Mary had not only turned the Church back to its medieval status, though admittedly without most of the monasteries.  She reversed the policies of her father and brother who drew their counsel primarily from the newly ennobled laity and filled key government posts with clergy.  Her Secretary of State was John Boxall who was dean of Peterborough, Norwich, and Windsor.  Nicholas Heath, Archbishop of York, was Lord Chancellor.  Lay members of her Council, such as her secretary Sir John Bourne, were invariably Roman Catholics—though some such as William Paulet, the Lord Treasurer, went with whichever religious wind was prevailing at the moment.  William Paget, Lord Keeper of the Privy Seal, was another committed Catholic who served Mary.  One member of the Council who was missing to greet the new Queen was the Archbishop of Canterbury, Cardinal Reginald Pole.  He died at Lambeth Palace, the London Residence of the Archbishops of Canterbury, only twelve hours after Mary.
When Elizabeth looked at the Council she have realized that so much and so many would have to go if she were to bring England into the path she would set for it.  Polite to her guests—unlike the other Tudors, she was always gracious—she determined at once to choose her own advisors and dismiss those who had served her sister.  The clergy were, within a year or two, deprived of both royal and ecclesiastical office and remanded to custody—usually a fairly gentle custody—most eventually be released and returned to very private lives.  The laity who remained loyal to their Catholic faith likewise lost their places on the Council and at Court, though not usually their peerages and place in the House of Lords.  By and large it was a gentle reshuffling of the deck as Elizabeth replaced Mary’s Catholic ascendency with a Protestant Council of her own choosing.  Elizabeth was to have a much smaller Council than her sister, but it was comprised of men chosen for their competence (and at least nominally Protestant faith) and she was to entrust them with far greater responsibility than any of her predecessors.

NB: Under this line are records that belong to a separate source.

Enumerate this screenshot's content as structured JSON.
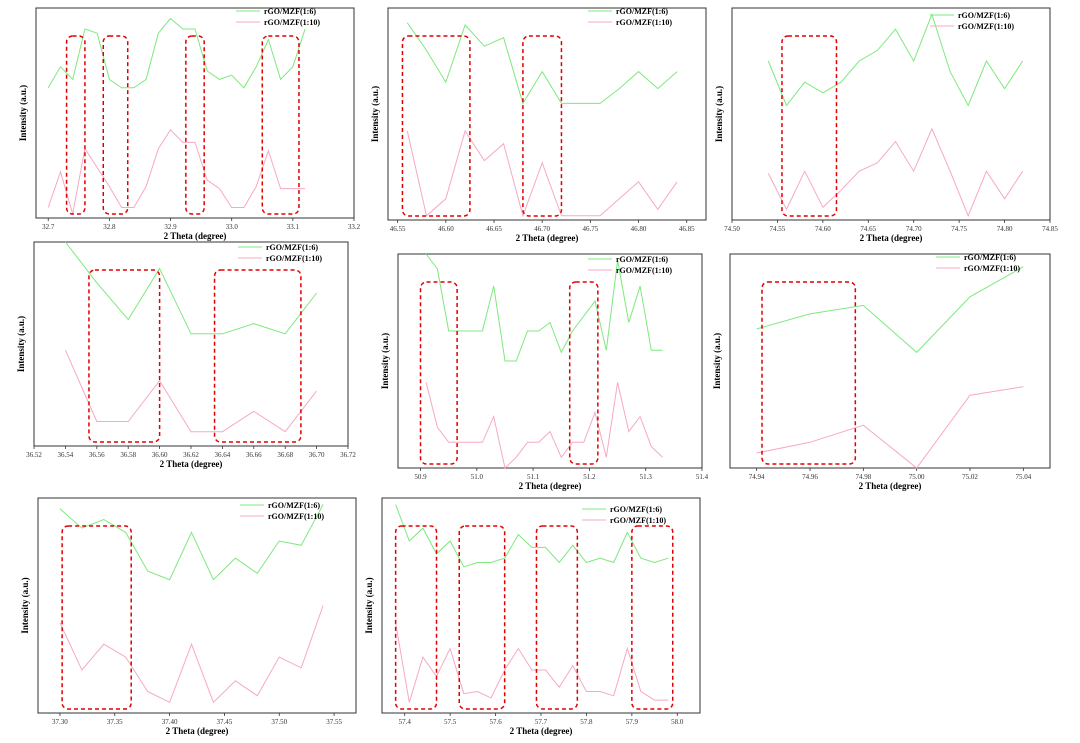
{
  "colors": {
    "series_1_6": "#7ee87e",
    "series_1_10": "#f7a8c4",
    "box": "#e00000",
    "frame": "#333333"
  },
  "chart_data": [
    {
      "type": "line",
      "xlabel": "2 Theta (degree)",
      "ylabel": "Intensity (a.u.)",
      "xlim": [
        32.68,
        33.2
      ],
      "ylim": [
        0,
        1
      ],
      "xticks": [
        "32.7",
        "32.8",
        "32.9",
        "33.0",
        "33.1",
        "33.2"
      ],
      "legend": [
        "rGO/MZF(1:6)",
        "rGO/MZF(1:10)"
      ],
      "series": [
        {
          "name": "rGO/MZF(1:6)",
          "x": [
            32.7,
            32.72,
            32.74,
            32.76,
            32.78,
            32.8,
            32.82,
            32.84,
            32.86,
            32.88,
            32.9,
            32.92,
            32.94,
            32.96,
            32.98,
            33.0,
            33.02,
            33.04,
            33.06,
            33.08,
            33.1,
            33.12
          ],
          "y": [
            0.62,
            0.72,
            0.66,
            0.9,
            0.88,
            0.66,
            0.62,
            0.62,
            0.66,
            0.88,
            0.95,
            0.9,
            0.9,
            0.7,
            0.66,
            0.68,
            0.62,
            0.72,
            0.85,
            0.66,
            0.72,
            0.9
          ]
        },
        {
          "name": "rGO/MZF(1:10)",
          "x": [
            32.7,
            32.72,
            32.74,
            32.76,
            32.78,
            32.8,
            32.82,
            32.84,
            32.86,
            32.88,
            32.9,
            32.92,
            32.94,
            32.96,
            32.98,
            33.0,
            33.02,
            33.04,
            33.06,
            33.08,
            33.1,
            33.12
          ],
          "y": [
            0.05,
            0.22,
            0.02,
            0.33,
            0.24,
            0.15,
            0.05,
            0.05,
            0.15,
            0.33,
            0.42,
            0.36,
            0.36,
            0.18,
            0.14,
            0.05,
            0.05,
            0.15,
            0.32,
            0.14,
            0.14,
            0.14
          ]
        }
      ],
      "highlight_boxes": [
        [
          32.73,
          32.76
        ],
        [
          32.79,
          32.83
        ],
        [
          32.925,
          32.955
        ],
        [
          33.05,
          33.11
        ]
      ]
    },
    {
      "type": "line",
      "xlabel": "2 Theta (degree)",
      "ylabel": "Intensity (a.u.)",
      "xlim": [
        46.54,
        46.87
      ],
      "ylim": [
        0,
        1
      ],
      "xticks": [
        "46.55",
        "46.60",
        "46.65",
        "46.70",
        "46.75",
        "46.80",
        "46.85"
      ],
      "legend": [
        "rGO/MZF(1:6)",
        "rGO/MZF(1:10)"
      ],
      "series": [
        {
          "name": "rGO/MZF(1:6)",
          "x": [
            46.56,
            46.58,
            46.6,
            46.62,
            46.64,
            46.66,
            46.68,
            46.7,
            46.72,
            46.74,
            46.76,
            46.78,
            46.8,
            46.82,
            46.84
          ],
          "y": [
            0.93,
            0.8,
            0.65,
            0.92,
            0.82,
            0.86,
            0.55,
            0.7,
            0.55,
            0.55,
            0.55,
            0.62,
            0.7,
            0.62,
            0.7
          ]
        },
        {
          "name": "rGO/MZF(1:10)",
          "x": [
            46.56,
            46.58,
            46.6,
            46.62,
            46.64,
            46.66,
            46.68,
            46.7,
            46.72,
            46.74,
            46.76,
            46.78,
            46.8,
            46.82,
            46.84
          ],
          "y": [
            0.42,
            0.02,
            0.1,
            0.42,
            0.28,
            0.36,
            0.02,
            0.27,
            0.02,
            0.02,
            0.02,
            0.1,
            0.18,
            0.05,
            0.18
          ]
        }
      ],
      "highlight_boxes": [
        [
          46.555,
          46.625
        ],
        [
          46.68,
          46.72
        ]
      ]
    },
    {
      "type": "line",
      "xlabel": "2 Theta (degree)",
      "ylabel": "Intensity (a.u.)",
      "xlim": [
        74.5,
        74.85
      ],
      "ylim": [
        0,
        1
      ],
      "xticks": [
        "74.50",
        "74.55",
        "74.60",
        "74.65",
        "74.70",
        "74.75",
        "74.80",
        "74.85"
      ],
      "legend": [
        "rGO/MZF(1:6)",
        "rGO/MZF(1:10)"
      ],
      "series": [
        {
          "name": "rGO/MZF(1:6)",
          "x": [
            74.54,
            74.56,
            74.58,
            74.6,
            74.62,
            74.64,
            74.66,
            74.68,
            74.7,
            74.72,
            74.74,
            74.76,
            74.78,
            74.8,
            74.82
          ],
          "y": [
            0.75,
            0.54,
            0.65,
            0.6,
            0.65,
            0.75,
            0.8,
            0.9,
            0.75,
            0.97,
            0.7,
            0.54,
            0.75,
            0.62,
            0.75
          ]
        },
        {
          "name": "rGO/MZF(1:10)",
          "x": [
            74.54,
            74.56,
            74.58,
            74.6,
            74.62,
            74.64,
            74.66,
            74.68,
            74.7,
            74.72,
            74.74,
            74.76,
            74.78,
            74.8,
            74.82
          ],
          "y": [
            0.22,
            0.05,
            0.23,
            0.06,
            0.14,
            0.23,
            0.27,
            0.37,
            0.23,
            0.43,
            0.23,
            0.02,
            0.23,
            0.1,
            0.23
          ]
        }
      ],
      "highlight_boxes": [
        [
          74.555,
          74.615
        ]
      ]
    },
    {
      "type": "line",
      "xlabel": "2 Theta (degree)",
      "ylabel": "Intensity (a.u.)",
      "xlim": [
        36.52,
        36.72
      ],
      "ylim": [
        0,
        1
      ],
      "xticks": [
        "36.52",
        "36.54",
        "36.56",
        "36.58",
        "36.60",
        "36.62",
        "36.64",
        "36.66",
        "36.68",
        "36.70",
        "36.72"
      ],
      "legend": [
        "rGO/MZF(1:6)",
        "rGO/MZF(1:10)"
      ],
      "series": [
        {
          "name": "rGO/MZF(1:6)",
          "x": [
            36.54,
            36.56,
            36.58,
            36.6,
            36.62,
            36.64,
            36.66,
            36.68,
            36.7
          ],
          "y": [
            1.0,
            0.8,
            0.62,
            0.87,
            0.55,
            0.55,
            0.6,
            0.55,
            0.75
          ]
        },
        {
          "name": "rGO/MZF(1:10)",
          "x": [
            36.54,
            36.56,
            36.58,
            36.6,
            36.62,
            36.64,
            36.66,
            36.68,
            36.7
          ],
          "y": [
            0.47,
            0.12,
            0.12,
            0.32,
            0.07,
            0.07,
            0.17,
            0.07,
            0.27
          ]
        }
      ],
      "highlight_boxes": [
        [
          36.555,
          36.6
        ],
        [
          36.635,
          36.69
        ]
      ]
    },
    {
      "type": "line",
      "xlabel": "2 Theta (degree)",
      "ylabel": "Intensity (a.u.)",
      "xlim": [
        50.86,
        51.4
      ],
      "ylim": [
        0,
        1
      ],
      "xticks": [
        "50.9",
        "51.0",
        "51.1",
        "51.2",
        "51.3",
        "51.4"
      ],
      "legend": [
        "rGO/MZF(1:6)",
        "rGO/MZF(1:10)"
      ],
      "series": [
        {
          "name": "rGO/MZF(1:6)",
          "x": [
            50.91,
            50.93,
            50.95,
            50.97,
            50.99,
            51.01,
            51.03,
            51.05,
            51.07,
            51.09,
            51.11,
            51.13,
            51.15,
            51.17,
            51.19,
            51.21,
            51.23,
            51.25,
            51.27,
            51.29,
            51.31,
            51.33
          ],
          "y": [
            1.0,
            0.93,
            0.64,
            0.64,
            0.64,
            0.64,
            0.85,
            0.5,
            0.5,
            0.64,
            0.64,
            0.68,
            0.54,
            0.64,
            0.71,
            0.78,
            0.55,
            0.97,
            0.68,
            0.85,
            0.55,
            0.55
          ]
        },
        {
          "name": "rGO/MZF(1:10)",
          "x": [
            50.91,
            50.93,
            50.95,
            50.97,
            50.99,
            51.01,
            51.03,
            51.05,
            51.07,
            51.09,
            51.11,
            51.13,
            51.15,
            51.17,
            51.19,
            51.21,
            51.23,
            51.25,
            51.27,
            51.29,
            51.31,
            51.33
          ],
          "y": [
            0.4,
            0.19,
            0.12,
            0.12,
            0.12,
            0.12,
            0.24,
            0.0,
            0.05,
            0.12,
            0.12,
            0.17,
            0.05,
            0.12,
            0.12,
            0.26,
            0.05,
            0.4,
            0.17,
            0.24,
            0.1,
            0.05
          ]
        }
      ],
      "highlight_boxes": [
        [
          50.9,
          50.965
        ],
        [
          51.165,
          51.215
        ]
      ]
    },
    {
      "type": "line",
      "xlabel": "2 Theta (degree)",
      "ylabel": "Intensity (a.u.)",
      "xlim": [
        74.93,
        75.05
      ],
      "ylim": [
        0,
        1
      ],
      "xticks": [
        "74.94",
        "74.96",
        "74.98",
        "75.00",
        "75.02",
        "75.04"
      ],
      "legend": [
        "rGO/MZF(1:6)",
        "rGO/MZF(1:10)"
      ],
      "series": [
        {
          "name": "rGO/MZF(1:6)",
          "x": [
            74.94,
            74.96,
            74.98,
            75.0,
            75.02,
            75.04
          ],
          "y": [
            0.65,
            0.72,
            0.76,
            0.54,
            0.8,
            0.94
          ]
        },
        {
          "name": "rGO/MZF(1:10)",
          "x": [
            74.94,
            74.96,
            74.98,
            75.0,
            75.02,
            75.04
          ],
          "y": [
            0.07,
            0.12,
            0.2,
            0.0,
            0.34,
            0.38
          ]
        }
      ],
      "highlight_boxes": [
        [
          74.942,
          74.977
        ]
      ]
    },
    {
      "type": "line",
      "xlabel": "2 Theta (degree)",
      "ylabel": "Intensity (a.u.)",
      "xlim": [
        37.28,
        37.57
      ],
      "ylim": [
        0,
        1
      ],
      "xticks": [
        "37.30",
        "37.35",
        "37.40",
        "37.45",
        "37.50",
        "37.55"
      ],
      "legend": [
        "rGO/MZF(1:6)",
        "rGO/MZF(1:10)"
      ],
      "series": [
        {
          "name": "rGO/MZF(1:6)",
          "x": [
            37.3,
            37.32,
            37.34,
            37.36,
            37.38,
            37.4,
            37.42,
            37.44,
            37.46,
            37.48,
            37.5,
            37.52,
            37.54
          ],
          "y": [
            0.95,
            0.86,
            0.9,
            0.84,
            0.66,
            0.62,
            0.84,
            0.62,
            0.72,
            0.65,
            0.8,
            0.78,
            0.97
          ]
        },
        {
          "name": "rGO/MZF(1:10)",
          "x": [
            37.3,
            37.32,
            37.34,
            37.36,
            37.38,
            37.4,
            37.42,
            37.44,
            37.46,
            37.48,
            37.5,
            37.52,
            37.54
          ],
          "y": [
            0.42,
            0.2,
            0.32,
            0.26,
            0.1,
            0.05,
            0.32,
            0.05,
            0.15,
            0.08,
            0.26,
            0.21,
            0.5
          ]
        }
      ],
      "highlight_boxes": [
        [
          37.302,
          37.365
        ]
      ]
    },
    {
      "type": "line",
      "xlabel": "2 Theta (degree)",
      "ylabel": "Intensity (a.u.)",
      "xlim": [
        57.35,
        58.05
      ],
      "ylim": [
        0,
        1
      ],
      "xticks": [
        "57.4",
        "57.5",
        "57.6",
        "57.7",
        "57.8",
        "57.9",
        "58.0"
      ],
      "legend": [
        "rGO/MZF(1:6)",
        "rGO/MZF(1:10)"
      ],
      "series": [
        {
          "name": "rGO/MZF(1:6)",
          "x": [
            57.38,
            57.41,
            57.44,
            57.47,
            57.5,
            57.53,
            57.56,
            57.59,
            57.62,
            57.65,
            57.68,
            57.71,
            57.74,
            57.77,
            57.8,
            57.83,
            57.86,
            57.89,
            57.92,
            57.95,
            57.98
          ],
          "y": [
            0.97,
            0.8,
            0.86,
            0.74,
            0.8,
            0.68,
            0.7,
            0.7,
            0.72,
            0.83,
            0.77,
            0.77,
            0.7,
            0.78,
            0.7,
            0.72,
            0.7,
            0.84,
            0.72,
            0.7,
            0.72
          ]
        },
        {
          "name": "rGO/MZF(1:10)",
          "x": [
            57.38,
            57.41,
            57.44,
            57.47,
            57.5,
            57.53,
            57.56,
            57.59,
            57.62,
            57.65,
            57.68,
            57.71,
            57.74,
            57.77,
            57.8,
            57.83,
            57.86,
            57.89,
            57.92,
            57.95,
            57.98
          ],
          "y": [
            0.42,
            0.05,
            0.26,
            0.17,
            0.3,
            0.09,
            0.1,
            0.07,
            0.2,
            0.3,
            0.2,
            0.2,
            0.12,
            0.22,
            0.1,
            0.1,
            0.08,
            0.3,
            0.1,
            0.06,
            0.06
          ]
        }
      ],
      "highlight_boxes": [
        [
          57.38,
          57.47
        ],
        [
          57.52,
          57.62
        ],
        [
          57.69,
          57.78
        ],
        [
          57.9,
          57.99
        ]
      ]
    }
  ]
}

Sir William Cecil was her chief advisor.  His son, Sir Robert Cecil along with Sir Francis Walsingham and Robert Devereaux, Earl of Essex were the second tier.  Sir William Bacon, Sir Francis Bacon, and Sir William Knollys were other important advisors.  She did not appoint any of her bishops, even her new Archbishop of Canterbury to her Council or to key government posts, remarkable innovation only because the Archbishop of Canterbury had always served as one of the Privy Councillors. 
Elizabeth’s first aim was to restore the independence of the English Church from Roman authority.  She was aided by the fact that the Primatial See, the Archbishopric of Canterbury, was vacant due to the death of Cardinal Pole.  She would be able to choose her new Archbishop.  But this proved to be a more difficult challenge than one would think.  Elizabeth had her man in Matthew Parker, but he was not interested in the post.  Parker had been a much beloved chaplain to Anne Boleyn, Elizabeth’s mother, and despite his being married (Elizabeth did not like a married clergy, one of her “Catholic quirks”) insisted on him as Archbishop.  A second problem was getting the requisite three bishops to consecrate him as Mary’s bishops were, to a man, convinced Catholics who, many having betrayed the Church once under Henry, saw that a break with Rome inevitably led towards a Protestant doctrine and practice they were unwilling to stomach again.  While the bishops had failed miserably to resist her father in his break with Rome, Elizabeth’s bishops—some of whom had been among her father’s lackeys—stood their ground.  It would not, however, stop the royal policy of an independent and Protestant Anglican Church.